The second is the support of the increasing prices of downstream agricultural products in recent years. In 2004, China first implemented the Price Floor Policy for Key Grain Varieties (for example, wheat and rice). In 2014, the price floor for wheat will be raised by around 2 cents/kg, to USD0.385/kg. Following the uptrend of past years, the rice price floor will also be raised.

The third is the low inventory of distributors. Given the continuously decreasing prices of phosphate fertilizers in 2013, fertilizer distributors maintained their inventory at low levels. This is an incentive for fertilizer manufacturers to develop Off-Season Reserves, since the demand for the first high season of 2014 (beginning in March) will be higher than the demand for the same period in 2013, when distributors' warehouses were fuller.

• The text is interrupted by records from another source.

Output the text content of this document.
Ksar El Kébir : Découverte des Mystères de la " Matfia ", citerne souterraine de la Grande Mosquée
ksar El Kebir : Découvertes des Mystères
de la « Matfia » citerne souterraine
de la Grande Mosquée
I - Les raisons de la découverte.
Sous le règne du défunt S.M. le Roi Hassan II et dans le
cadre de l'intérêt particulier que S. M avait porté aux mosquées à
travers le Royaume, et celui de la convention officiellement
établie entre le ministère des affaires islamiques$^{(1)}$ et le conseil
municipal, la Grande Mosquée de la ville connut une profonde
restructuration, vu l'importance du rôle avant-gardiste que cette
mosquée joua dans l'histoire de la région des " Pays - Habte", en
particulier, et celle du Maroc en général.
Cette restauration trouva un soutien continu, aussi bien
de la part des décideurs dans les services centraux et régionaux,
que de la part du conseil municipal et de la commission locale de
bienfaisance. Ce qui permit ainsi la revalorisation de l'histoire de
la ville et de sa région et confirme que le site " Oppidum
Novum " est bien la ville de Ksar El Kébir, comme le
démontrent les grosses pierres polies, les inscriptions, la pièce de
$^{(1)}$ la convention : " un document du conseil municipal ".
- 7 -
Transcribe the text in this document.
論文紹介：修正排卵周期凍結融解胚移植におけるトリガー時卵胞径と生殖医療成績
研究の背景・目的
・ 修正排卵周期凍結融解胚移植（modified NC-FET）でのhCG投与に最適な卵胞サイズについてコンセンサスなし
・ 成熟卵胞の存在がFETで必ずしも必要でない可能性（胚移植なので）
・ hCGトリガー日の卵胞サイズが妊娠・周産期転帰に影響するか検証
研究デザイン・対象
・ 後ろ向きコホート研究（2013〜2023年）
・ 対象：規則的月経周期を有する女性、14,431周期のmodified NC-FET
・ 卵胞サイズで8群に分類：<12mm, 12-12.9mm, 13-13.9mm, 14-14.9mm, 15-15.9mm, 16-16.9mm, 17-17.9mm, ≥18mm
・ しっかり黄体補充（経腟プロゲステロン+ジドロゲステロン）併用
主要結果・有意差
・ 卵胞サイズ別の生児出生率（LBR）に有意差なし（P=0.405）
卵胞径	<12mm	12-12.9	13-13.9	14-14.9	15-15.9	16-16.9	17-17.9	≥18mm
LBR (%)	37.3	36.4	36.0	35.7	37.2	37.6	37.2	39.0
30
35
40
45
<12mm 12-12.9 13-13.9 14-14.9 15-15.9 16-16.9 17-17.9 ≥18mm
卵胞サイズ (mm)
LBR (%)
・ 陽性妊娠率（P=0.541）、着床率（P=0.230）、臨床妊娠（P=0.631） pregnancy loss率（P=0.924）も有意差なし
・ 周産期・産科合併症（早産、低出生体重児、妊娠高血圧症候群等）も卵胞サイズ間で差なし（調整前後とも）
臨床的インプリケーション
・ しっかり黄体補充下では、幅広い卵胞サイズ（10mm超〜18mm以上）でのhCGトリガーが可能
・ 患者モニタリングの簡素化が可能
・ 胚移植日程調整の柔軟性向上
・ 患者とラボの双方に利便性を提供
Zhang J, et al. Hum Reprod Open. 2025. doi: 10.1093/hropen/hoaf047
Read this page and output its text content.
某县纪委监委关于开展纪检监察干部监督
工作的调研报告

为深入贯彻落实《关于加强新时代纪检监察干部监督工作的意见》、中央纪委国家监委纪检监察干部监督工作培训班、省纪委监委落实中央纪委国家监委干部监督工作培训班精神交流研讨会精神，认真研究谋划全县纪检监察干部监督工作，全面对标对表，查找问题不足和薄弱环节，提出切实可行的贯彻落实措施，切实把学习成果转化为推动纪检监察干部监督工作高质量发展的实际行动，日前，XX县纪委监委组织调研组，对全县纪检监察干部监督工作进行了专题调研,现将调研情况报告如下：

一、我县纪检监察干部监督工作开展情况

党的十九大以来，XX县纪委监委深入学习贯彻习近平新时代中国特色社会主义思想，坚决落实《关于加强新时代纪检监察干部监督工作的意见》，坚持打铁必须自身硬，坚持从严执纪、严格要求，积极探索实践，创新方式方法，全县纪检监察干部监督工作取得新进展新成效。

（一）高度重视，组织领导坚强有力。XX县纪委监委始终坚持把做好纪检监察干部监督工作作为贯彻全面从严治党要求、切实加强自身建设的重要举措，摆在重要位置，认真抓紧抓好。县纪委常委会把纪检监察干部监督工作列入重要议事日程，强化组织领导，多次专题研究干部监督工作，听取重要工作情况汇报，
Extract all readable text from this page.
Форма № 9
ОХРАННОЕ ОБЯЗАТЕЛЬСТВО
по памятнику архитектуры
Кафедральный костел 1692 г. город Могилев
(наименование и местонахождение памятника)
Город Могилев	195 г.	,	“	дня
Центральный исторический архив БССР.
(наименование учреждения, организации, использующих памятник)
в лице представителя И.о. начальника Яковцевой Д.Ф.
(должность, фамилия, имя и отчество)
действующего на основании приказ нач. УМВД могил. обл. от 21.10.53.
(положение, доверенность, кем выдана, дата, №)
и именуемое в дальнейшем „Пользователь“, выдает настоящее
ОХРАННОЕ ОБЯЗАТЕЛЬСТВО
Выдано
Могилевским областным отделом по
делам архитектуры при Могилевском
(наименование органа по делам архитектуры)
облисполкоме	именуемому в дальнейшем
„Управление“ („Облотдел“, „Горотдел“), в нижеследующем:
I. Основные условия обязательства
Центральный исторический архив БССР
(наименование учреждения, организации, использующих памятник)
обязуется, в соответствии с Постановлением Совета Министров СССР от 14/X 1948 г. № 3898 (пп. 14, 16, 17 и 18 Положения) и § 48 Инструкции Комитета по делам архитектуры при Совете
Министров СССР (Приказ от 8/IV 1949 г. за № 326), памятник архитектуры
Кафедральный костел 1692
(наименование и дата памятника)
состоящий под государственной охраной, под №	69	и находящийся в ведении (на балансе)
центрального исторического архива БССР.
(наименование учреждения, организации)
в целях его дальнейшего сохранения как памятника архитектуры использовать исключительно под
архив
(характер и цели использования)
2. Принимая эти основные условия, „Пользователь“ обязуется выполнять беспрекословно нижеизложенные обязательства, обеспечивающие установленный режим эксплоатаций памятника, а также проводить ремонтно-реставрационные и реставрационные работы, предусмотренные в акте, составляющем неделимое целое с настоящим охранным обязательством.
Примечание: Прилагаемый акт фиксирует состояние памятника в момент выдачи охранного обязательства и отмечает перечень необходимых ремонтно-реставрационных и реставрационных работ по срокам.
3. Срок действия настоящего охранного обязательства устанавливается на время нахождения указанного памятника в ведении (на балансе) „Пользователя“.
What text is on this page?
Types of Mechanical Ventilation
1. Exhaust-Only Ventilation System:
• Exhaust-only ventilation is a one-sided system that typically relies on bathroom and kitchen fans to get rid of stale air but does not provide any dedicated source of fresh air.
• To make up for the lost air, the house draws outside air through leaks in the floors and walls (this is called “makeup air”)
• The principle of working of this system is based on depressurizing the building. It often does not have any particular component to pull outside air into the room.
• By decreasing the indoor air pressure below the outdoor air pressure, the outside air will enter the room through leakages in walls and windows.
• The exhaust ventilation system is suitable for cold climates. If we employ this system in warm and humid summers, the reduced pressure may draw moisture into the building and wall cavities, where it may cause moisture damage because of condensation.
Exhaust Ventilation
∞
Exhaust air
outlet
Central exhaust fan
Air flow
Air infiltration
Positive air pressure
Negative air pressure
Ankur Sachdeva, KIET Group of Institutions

There is, however, a number of phosphate fertilizer producers unwilling to develop Off-Season Reserves due to continually decreasing prices. Between improving their relationship with local governments in order to enjoy privileges, and not participating in the Off-season Reserves to avoid large potential losses, some manufacturers, especially small ones, are likely to choose the latter.

Given the absolute surplus of phosphate fertilizers, the fluctuation of prices between off-season and high season will not be substantial. In addition, in an industry already crippled by overcapacity, the Off-Season Reserves end up providing a respite to manufacturers still operating obsolete production lines. This can only be damaging to the fertilizer business as a whole, since it aggravates the surplus and hinders the overall technological development of the industry. Some specialists have suggested replacing the Off-Season Reserves with more effective governmental subsidy mechanisms.

Upon the whole, most of the eligible manufacturers are quite eager to undertake the 2013/2014 Off-Season Reserves.